The only thing that Laura was not easygoing about was his drinking. They had met at a bar, had dates at bars, and one time even had sex in a bar. It wasn’t until Greg had spent the night at a hospital twice in one week for binge drinking that Laura decided to talk to Greg about it. After weeks of turmoil and shared screams, Laura finally had told Greg that she was going back to London where her parents were. When she had been getting the last of her stuff from Greg’s apartment, her plane leaving in just two hours, Greg had tried one last attempt to win her back. “Baby, its just alcohol, it won’t kill me. Stay please stay,” Greg had pleaded with her.
“That is just it Greg, it will,” she blandly said as she had headed out of Greg’s life.
Greg shut his eyes once again while he sipped. He breathed and at the same time wished that he didn’t have the privilege of doing so. Laura didn’t. His throat felt dry despite the liquid he was feeding it. He felt drunk now even though he had only had one and a half Martini’s. Greg took another sip welcoming haze that was unfolding in his brain. He wanted to forget Laura.
After quitting drinking, Laura and him had talked on the phone every day. She had visited and they had laughed. Greg couldn’t believe that he had stopped drinking and was just in awe of the loving stabilizing power Laura had over him. He had everything he needed. Laura had planned to move permanently to Sacramento into Greg’s apartment.
The funeral seemed years ago to Greg as he sipped the last bit of his drink. The crack in the first glass caught his eye once again. He stared at it as if it might offer something to say to him. He remembered Laura and her cut finger. Through the blanket of drunk Greg realized why he had quit drinking. Laura had taught him that it isn’t the cut fingers that kill a person, it’s the way you go about fixing the cut finger that can kill you.
Greg stood up and shook a little. He was attempting to shake the two Martini’s that he had just finished. He vowed right then that he would never touch a drink again. Life isn’t worth dying over he thought to himself as he lifted the two olives clinging to the toothpick to his mouth. He sucked the first one off and chewed as he walked to the bar to pay his tab.

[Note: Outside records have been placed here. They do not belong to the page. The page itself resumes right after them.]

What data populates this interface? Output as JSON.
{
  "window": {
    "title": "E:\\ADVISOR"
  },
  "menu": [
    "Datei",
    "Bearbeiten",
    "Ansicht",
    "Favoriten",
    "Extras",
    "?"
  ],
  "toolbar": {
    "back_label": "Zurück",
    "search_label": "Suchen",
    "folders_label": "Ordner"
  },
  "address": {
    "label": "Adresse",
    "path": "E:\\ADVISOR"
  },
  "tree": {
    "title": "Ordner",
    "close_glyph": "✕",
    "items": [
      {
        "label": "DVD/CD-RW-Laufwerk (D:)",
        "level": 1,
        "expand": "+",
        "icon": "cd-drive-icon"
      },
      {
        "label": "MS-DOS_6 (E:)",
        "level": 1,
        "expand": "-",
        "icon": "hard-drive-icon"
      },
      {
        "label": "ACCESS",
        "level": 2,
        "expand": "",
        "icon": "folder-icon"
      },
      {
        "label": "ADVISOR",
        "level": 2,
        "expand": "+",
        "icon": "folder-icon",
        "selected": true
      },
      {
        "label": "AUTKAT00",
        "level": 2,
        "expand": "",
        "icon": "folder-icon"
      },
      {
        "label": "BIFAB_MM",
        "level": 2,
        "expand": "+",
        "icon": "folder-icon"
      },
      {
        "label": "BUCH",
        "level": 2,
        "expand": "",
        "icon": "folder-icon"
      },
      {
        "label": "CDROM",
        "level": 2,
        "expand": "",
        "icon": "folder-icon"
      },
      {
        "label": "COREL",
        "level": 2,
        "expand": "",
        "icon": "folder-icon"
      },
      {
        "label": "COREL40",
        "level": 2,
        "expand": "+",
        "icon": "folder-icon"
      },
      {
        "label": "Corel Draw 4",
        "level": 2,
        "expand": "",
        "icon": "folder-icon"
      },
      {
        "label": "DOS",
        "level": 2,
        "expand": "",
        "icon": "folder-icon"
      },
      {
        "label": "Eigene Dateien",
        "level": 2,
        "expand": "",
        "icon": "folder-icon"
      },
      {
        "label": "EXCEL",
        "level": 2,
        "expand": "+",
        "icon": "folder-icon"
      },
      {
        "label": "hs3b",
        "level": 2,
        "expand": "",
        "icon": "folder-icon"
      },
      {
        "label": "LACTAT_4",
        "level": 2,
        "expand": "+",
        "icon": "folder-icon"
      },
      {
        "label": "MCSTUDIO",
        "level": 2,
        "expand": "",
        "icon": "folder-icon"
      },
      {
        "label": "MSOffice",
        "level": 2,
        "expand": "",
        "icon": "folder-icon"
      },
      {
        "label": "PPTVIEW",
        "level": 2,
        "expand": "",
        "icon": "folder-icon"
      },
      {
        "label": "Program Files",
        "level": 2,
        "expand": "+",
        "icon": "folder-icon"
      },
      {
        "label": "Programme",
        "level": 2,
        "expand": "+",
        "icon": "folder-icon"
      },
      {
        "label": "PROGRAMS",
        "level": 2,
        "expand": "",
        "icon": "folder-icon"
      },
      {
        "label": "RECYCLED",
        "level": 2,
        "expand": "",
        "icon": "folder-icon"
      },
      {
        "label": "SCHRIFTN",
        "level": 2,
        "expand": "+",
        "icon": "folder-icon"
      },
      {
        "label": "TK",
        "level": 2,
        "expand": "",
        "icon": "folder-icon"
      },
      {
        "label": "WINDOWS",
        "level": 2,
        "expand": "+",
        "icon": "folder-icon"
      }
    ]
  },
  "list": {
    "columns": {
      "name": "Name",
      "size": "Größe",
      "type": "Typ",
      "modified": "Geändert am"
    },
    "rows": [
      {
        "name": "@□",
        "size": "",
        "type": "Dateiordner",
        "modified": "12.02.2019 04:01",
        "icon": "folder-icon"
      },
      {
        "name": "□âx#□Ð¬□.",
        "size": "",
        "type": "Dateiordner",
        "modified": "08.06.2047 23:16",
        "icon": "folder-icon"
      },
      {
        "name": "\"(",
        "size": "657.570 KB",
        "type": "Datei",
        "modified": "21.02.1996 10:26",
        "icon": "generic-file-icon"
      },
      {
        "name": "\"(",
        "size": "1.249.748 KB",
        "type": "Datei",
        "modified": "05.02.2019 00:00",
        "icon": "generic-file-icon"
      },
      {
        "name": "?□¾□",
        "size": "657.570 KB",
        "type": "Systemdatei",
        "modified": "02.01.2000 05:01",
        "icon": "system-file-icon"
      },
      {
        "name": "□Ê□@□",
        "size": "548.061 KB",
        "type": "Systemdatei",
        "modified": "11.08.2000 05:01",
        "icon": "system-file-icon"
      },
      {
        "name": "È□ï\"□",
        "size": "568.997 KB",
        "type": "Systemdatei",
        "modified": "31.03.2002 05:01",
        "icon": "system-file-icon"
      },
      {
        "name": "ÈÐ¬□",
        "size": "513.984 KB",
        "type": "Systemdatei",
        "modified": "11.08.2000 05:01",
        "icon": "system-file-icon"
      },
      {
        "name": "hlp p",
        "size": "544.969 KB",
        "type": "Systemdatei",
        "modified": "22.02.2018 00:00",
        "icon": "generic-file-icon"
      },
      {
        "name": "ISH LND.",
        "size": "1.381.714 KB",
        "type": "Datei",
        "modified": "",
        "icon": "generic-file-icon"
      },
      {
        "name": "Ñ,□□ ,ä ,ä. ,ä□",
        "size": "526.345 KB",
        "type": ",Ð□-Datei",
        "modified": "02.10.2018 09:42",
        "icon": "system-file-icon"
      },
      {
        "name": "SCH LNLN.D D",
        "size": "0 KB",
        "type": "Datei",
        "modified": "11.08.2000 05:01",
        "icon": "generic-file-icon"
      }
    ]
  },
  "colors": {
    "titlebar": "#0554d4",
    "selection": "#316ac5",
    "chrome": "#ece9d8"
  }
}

He mouthed the last Martini-doused olive and gave it a suck. Instead of sliding off the toothpick, the olive stayed put, allowing the red pimento to lunge into Greg’s throat and down his windpipe, blocking the precious air that Greg just minutes ago bitterly breathed. Greg stood there not breathing, the bartender with his back to him did not notice. Greg’s mind raced as oxygen retreated. He thought about alcohol and picture frames. He thought of cracked Martini glasses and amusing bar names. He mostly thought of Laura’s finger. He fell with a thud, his toothpick tink-tinking as his head met with the floor. Greg’s last thought was, “it won’t kill you.” The bartender turned away from his cash register and saw his only customer huddled on the floor, a pool of dark liquid slowly inching away from his head. Years later 2nd Dive would finally paint over the blood stained cement floor.